Despite my years working in this space, I am no stranger to giving in to stress. However, I've learned that by allotting myself a little time each morning and evening for activities that set a positive tone in my life—like meditation, journaling, and exercise—I've been able to better manage my stress and feel more prepared for heightened periods of stress. Do I manage to set aside personal time every morning and evening? Definitely not—life happens! But by doing our best to take regular time out for ourselves, we're all certain to be in a better place emotionally and mentally.
Putting Your Mental Health & Wellbeing First
It's important to also recognize that it isn't just stress that causes us to reach for another drink at night. With the added pressures and responsibilities of women in today's world, having another glass of our favorite drink at the end of the day can often seem like a quicker and easier option than other healthier ways to relieve stress.

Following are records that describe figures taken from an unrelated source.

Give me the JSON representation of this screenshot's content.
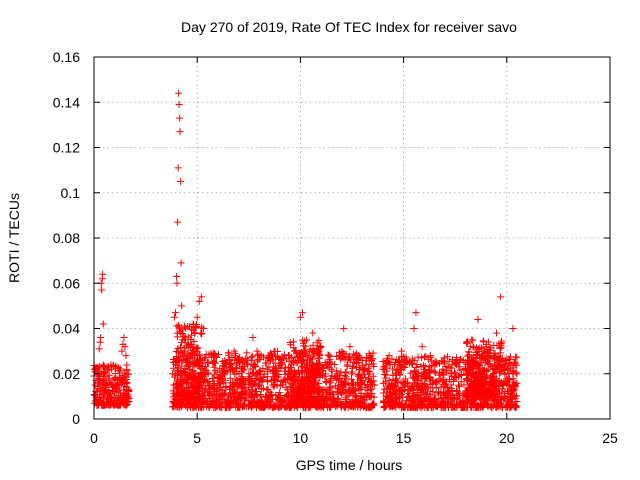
{
  "chart_data": {
    "type": "scatter",
    "title": "Day 270 of 2019, Rate Of TEC Index for receiver savo",
    "xlabel": "GPS time / hours",
    "ylabel": "ROTI / TECUs",
    "xlim": [
      0,
      25
    ],
    "ylim": [
      0,
      0.16
    ],
    "x_ticks": [
      0,
      5,
      10,
      15,
      20,
      25
    ],
    "x_tick_labels": [
      "0",
      "5",
      "10",
      "15",
      "20",
      "25"
    ],
    "y_ticks": [
      0,
      0.02,
      0.04,
      0.06,
      0.08,
      0.1,
      0.12,
      0.14,
      0.16
    ],
    "y_tick_labels": [
      "0",
      "0.02",
      "0.04",
      "0.06",
      "0.08",
      "0.1",
      "0.12",
      "0.14",
      "0.16"
    ],
    "grid": true,
    "marker": "plus",
    "color": "#ff0000",
    "series": [
      {
        "points": [
          [
            0.0,
            0.019
          ],
          [
            0.05,
            0.015
          ],
          [
            0.1,
            0.012
          ],
          [
            0.15,
            0.02
          ],
          [
            0.2,
            0.017
          ],
          [
            0.25,
            0.031
          ],
          [
            0.3,
            0.034
          ],
          [
            0.32,
            0.036
          ],
          [
            0.35,
            0.06
          ],
          [
            0.37,
            0.057
          ],
          [
            0.4,
            0.062
          ],
          [
            0.42,
            0.064
          ],
          [
            0.45,
            0.042
          ],
          [
            0.5,
            0.02
          ],
          [
            0.55,
            0.014
          ],
          [
            0.6,
            0.013
          ],
          [
            0.65,
            0.022
          ],
          [
            0.7,
            0.023
          ],
          [
            0.75,
            0.016
          ],
          [
            0.8,
            0.011
          ],
          [
            0.9,
            0.014
          ],
          [
            1.0,
            0.012
          ],
          [
            1.1,
            0.013
          ],
          [
            1.2,
            0.015
          ],
          [
            1.3,
            0.017
          ],
          [
            1.35,
            0.03
          ],
          [
            1.4,
            0.033
          ],
          [
            1.45,
            0.036
          ],
          [
            1.5,
            0.032
          ],
          [
            1.55,
            0.028
          ],
          [
            1.6,
            0.014
          ],
          [
            1.65,
            0.011
          ],
          [
            1.7,
            0.009
          ],
          [
            3.8,
            0.02
          ],
          [
            3.85,
            0.025
          ],
          [
            3.9,
            0.045
          ],
          [
            3.95,
            0.047
          ],
          [
            4.0,
            0.063
          ],
          [
            4.02,
            0.06
          ],
          [
            4.05,
            0.087
          ],
          [
            4.08,
            0.111
          ],
          [
            4.1,
            0.144
          ],
          [
            4.12,
            0.139
          ],
          [
            4.15,
            0.133
          ],
          [
            4.17,
            0.127
          ],
          [
            4.2,
            0.105
          ],
          [
            4.22,
            0.069
          ],
          [
            4.25,
            0.05
          ],
          [
            4.3,
            0.035
          ],
          [
            4.4,
            0.03
          ],
          [
            4.5,
            0.025
          ],
          [
            4.6,
            0.02
          ],
          [
            4.8,
            0.018
          ],
          [
            5.0,
            0.045
          ],
          [
            5.1,
            0.052
          ],
          [
            5.2,
            0.054
          ],
          [
            5.3,
            0.04
          ],
          [
            5.5,
            0.025
          ],
          [
            5.8,
            0.018
          ],
          [
            6.0,
            0.015
          ],
          [
            6.3,
            0.02
          ],
          [
            6.6,
            0.018
          ],
          [
            6.9,
            0.016
          ],
          [
            7.2,
            0.022
          ],
          [
            7.5,
            0.02
          ],
          [
            7.7,
            0.036
          ],
          [
            7.9,
            0.03
          ],
          [
            8.1,
            0.028
          ],
          [
            8.4,
            0.022
          ],
          [
            8.8,
            0.02
          ],
          [
            9.1,
            0.024
          ],
          [
            9.4,
            0.02
          ],
          [
            9.7,
            0.03
          ],
          [
            10.0,
            0.045
          ],
          [
            10.1,
            0.047
          ],
          [
            10.3,
            0.035
          ],
          [
            10.6,
            0.038
          ],
          [
            10.9,
            0.03
          ],
          [
            11.2,
            0.025
          ],
          [
            11.5,
            0.022
          ],
          [
            11.8,
            0.02
          ],
          [
            12.1,
            0.04
          ],
          [
            12.4,
            0.032
          ],
          [
            12.7,
            0.028
          ],
          [
            13.0,
            0.022
          ],
          [
            13.3,
            0.018
          ],
          [
            13.6,
            0.015
          ],
          [
            14.0,
            0.022
          ],
          [
            14.3,
            0.028
          ],
          [
            14.6,
            0.025
          ],
          [
            14.9,
            0.03
          ],
          [
            15.2,
            0.025
          ],
          [
            15.5,
            0.04
          ],
          [
            15.6,
            0.047
          ],
          [
            15.9,
            0.032
          ],
          [
            16.3,
            0.028
          ],
          [
            16.6,
            0.025
          ],
          [
            16.9,
            0.022
          ],
          [
            17.3,
            0.02
          ],
          [
            17.7,
            0.025
          ],
          [
            18.0,
            0.022
          ],
          [
            18.3,
            0.035
          ],
          [
            18.6,
            0.044
          ],
          [
            18.9,
            0.03
          ],
          [
            19.2,
            0.028
          ],
          [
            19.5,
            0.038
          ],
          [
            19.7,
            0.054
          ],
          [
            19.9,
            0.02
          ],
          [
            20.1,
            0.015
          ],
          [
            20.3,
            0.04
          ],
          [
            20.4,
            0.01
          ]
        ]
      }
    ],
    "bands": [
      {
        "x": [
          0.0,
          1.7
        ],
        "y": [
          0.006,
          0.024
        ]
      },
      {
        "x": [
          3.8,
          13.6
        ],
        "y": [
          0.005,
          0.03
        ]
      },
      {
        "x": [
          4.0,
          5.3
        ],
        "y": [
          0.008,
          0.042
        ]
      },
      {
        "x": [
          9.5,
          11.0
        ],
        "y": [
          0.008,
          0.035
        ]
      },
      {
        "x": [
          14.0,
          20.5
        ],
        "y": [
          0.005,
          0.028
        ]
      },
      {
        "x": [
          18.0,
          19.8
        ],
        "y": [
          0.01,
          0.035
        ]
      }
    ]
  }
}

However, it's essential to put your mental health and wellbeing front and center in your priority list—something that many women struggle with. But just like the oxygen masks on an airplane, you can't take care of others if you don't take care of yourself first. By focusing on implementing small, healthy habits and making them a seamless part of your daily routine, you ensure that you can show up in all aspects of your life and for all the people in your life.
If you are struggling with increased stress, be specific and honest with your support system about your need to preserve your mental wellbeing. Prioritizing your needs will help you be there for other people you care about in your life.
I always refer back to a quote from a Dar Williams song—a song about therapy no less! "Oh, how I loved everybody else when I finally got to talk so much about myself." Talk about your needs with others and find time to develop healthy coping habits. And if you feel as though you've already created an unhealthy relationship with alcohol, discuss that relationship with a medical advisor to learn if advanced treatment is the right option for you.